His parents’ career advice extends beyond the stand-up stage, too. The entertainer has recently found success in feature films, appearing opposite fellow Stern Show veteran Jeremy Renner in last year’s raunchy comedy “Tag” as well as in Peter Farrelly’s Golden Globe-winning drama “Green Book.” Even though Sebastian didn't get an invite to the Golden Globe awards ceremony alongside stars Mahershala Ali and Viggo Mortensen, that didn’t stop his parents from encouraging him to crash the party anyway.
He didn’t heed their advice this time around, but he might have another chance after his next project “The Irishman” comes out. Directed by legendary filmmaker Martin Scorsese, the gangster flick stars icons like Robert De Niro, Harvey Keitel, Al Pacino, and Joe Pesci.

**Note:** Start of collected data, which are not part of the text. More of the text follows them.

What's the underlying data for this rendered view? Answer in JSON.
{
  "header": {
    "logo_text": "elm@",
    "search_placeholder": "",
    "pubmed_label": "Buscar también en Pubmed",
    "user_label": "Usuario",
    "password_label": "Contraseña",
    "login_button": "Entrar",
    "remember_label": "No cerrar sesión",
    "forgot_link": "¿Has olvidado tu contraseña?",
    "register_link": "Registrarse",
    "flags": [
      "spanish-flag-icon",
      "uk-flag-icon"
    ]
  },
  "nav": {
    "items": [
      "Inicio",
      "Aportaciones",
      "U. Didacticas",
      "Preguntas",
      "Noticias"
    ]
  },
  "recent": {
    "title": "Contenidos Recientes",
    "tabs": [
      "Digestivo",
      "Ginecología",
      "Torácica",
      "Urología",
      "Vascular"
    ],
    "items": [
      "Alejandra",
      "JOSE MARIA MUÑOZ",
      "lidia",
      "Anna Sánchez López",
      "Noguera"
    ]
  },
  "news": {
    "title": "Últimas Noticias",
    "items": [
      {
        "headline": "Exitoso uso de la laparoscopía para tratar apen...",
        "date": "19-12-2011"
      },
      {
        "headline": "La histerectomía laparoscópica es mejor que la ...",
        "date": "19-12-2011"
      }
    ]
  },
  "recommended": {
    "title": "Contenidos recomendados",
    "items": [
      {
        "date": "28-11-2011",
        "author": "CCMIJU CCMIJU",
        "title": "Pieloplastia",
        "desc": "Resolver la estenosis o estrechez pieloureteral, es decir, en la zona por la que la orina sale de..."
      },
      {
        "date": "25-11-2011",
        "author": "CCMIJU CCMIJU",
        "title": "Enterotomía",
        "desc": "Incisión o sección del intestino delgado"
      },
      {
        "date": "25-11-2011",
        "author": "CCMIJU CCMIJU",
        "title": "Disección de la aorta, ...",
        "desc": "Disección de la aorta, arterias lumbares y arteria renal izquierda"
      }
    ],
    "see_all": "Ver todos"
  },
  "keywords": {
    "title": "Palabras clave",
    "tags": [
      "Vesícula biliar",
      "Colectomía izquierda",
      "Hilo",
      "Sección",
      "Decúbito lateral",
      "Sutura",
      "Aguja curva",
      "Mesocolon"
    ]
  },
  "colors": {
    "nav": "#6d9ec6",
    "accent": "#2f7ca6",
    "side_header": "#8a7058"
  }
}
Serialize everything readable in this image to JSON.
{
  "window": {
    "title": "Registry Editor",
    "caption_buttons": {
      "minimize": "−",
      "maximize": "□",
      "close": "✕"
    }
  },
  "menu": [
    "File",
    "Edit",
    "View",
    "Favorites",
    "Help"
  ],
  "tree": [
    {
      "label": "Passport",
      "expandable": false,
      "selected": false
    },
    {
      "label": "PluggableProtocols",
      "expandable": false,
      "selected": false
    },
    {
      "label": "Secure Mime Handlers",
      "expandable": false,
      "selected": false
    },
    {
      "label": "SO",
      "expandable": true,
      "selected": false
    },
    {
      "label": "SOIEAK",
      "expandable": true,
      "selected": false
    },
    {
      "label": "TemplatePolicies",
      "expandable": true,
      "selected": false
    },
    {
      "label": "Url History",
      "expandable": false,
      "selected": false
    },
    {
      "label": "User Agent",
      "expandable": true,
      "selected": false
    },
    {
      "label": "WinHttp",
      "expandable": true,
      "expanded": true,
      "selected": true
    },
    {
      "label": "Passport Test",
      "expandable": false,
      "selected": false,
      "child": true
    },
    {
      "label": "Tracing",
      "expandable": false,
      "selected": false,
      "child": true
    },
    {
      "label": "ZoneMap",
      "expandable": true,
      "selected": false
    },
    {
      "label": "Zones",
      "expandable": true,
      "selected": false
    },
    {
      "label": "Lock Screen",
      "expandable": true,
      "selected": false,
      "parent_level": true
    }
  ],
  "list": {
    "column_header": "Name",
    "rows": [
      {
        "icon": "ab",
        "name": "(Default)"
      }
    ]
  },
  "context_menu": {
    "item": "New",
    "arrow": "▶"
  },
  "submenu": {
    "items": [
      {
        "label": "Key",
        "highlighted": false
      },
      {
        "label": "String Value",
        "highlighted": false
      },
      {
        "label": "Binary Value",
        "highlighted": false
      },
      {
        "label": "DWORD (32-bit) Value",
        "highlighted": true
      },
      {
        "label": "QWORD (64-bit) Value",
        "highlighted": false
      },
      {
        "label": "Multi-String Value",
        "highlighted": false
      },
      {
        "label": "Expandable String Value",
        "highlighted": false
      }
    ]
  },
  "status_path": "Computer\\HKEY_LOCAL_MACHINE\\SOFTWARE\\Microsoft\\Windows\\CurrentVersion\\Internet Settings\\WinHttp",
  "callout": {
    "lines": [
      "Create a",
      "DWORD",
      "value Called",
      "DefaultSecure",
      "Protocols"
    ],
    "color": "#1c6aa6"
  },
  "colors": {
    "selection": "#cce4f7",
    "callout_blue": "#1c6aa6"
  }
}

Landing the part was the furthest thing from easy, however. Sebastian said he performed unevenly during his first audition, but the casting director gave him another opportunity. “I relished in the second chance,” he told Howard. “And I did it. I sent it in, they showed Scorsese. He said … ‘I like it for another part’ and, boom, I got the role. First day, I’m acting with De Niro and Pesci.”
But in the end he got along well the Hollywood legends. Sebastian recounted sitting in Pesci’s trailer after one day of shooting and getting acting advice from the “Goodfellas” and “Casino” star. He also said he hit it off with Scorsese—perhaps a little too well. After bonding over their love of family, the director nearly talked him into throwing himself through a glass plate for an action scene.
Sebastian had expected a stunt man to perform the feat, but he wasn’t about to disappoint the Oscar-winning filmmaker: “What am I gonna say, ‘Hey, Marty, listen—I don’t do glass.’”
Mercifully, a crew member intervened at the last second and reminded Scorsese there was a stunt man on set to take the fall. “It was an unbelievable experience” Sebastian finished.
Sebastian Maniscalco’s new Netflix stand-up special “Stay Hungry” is available now.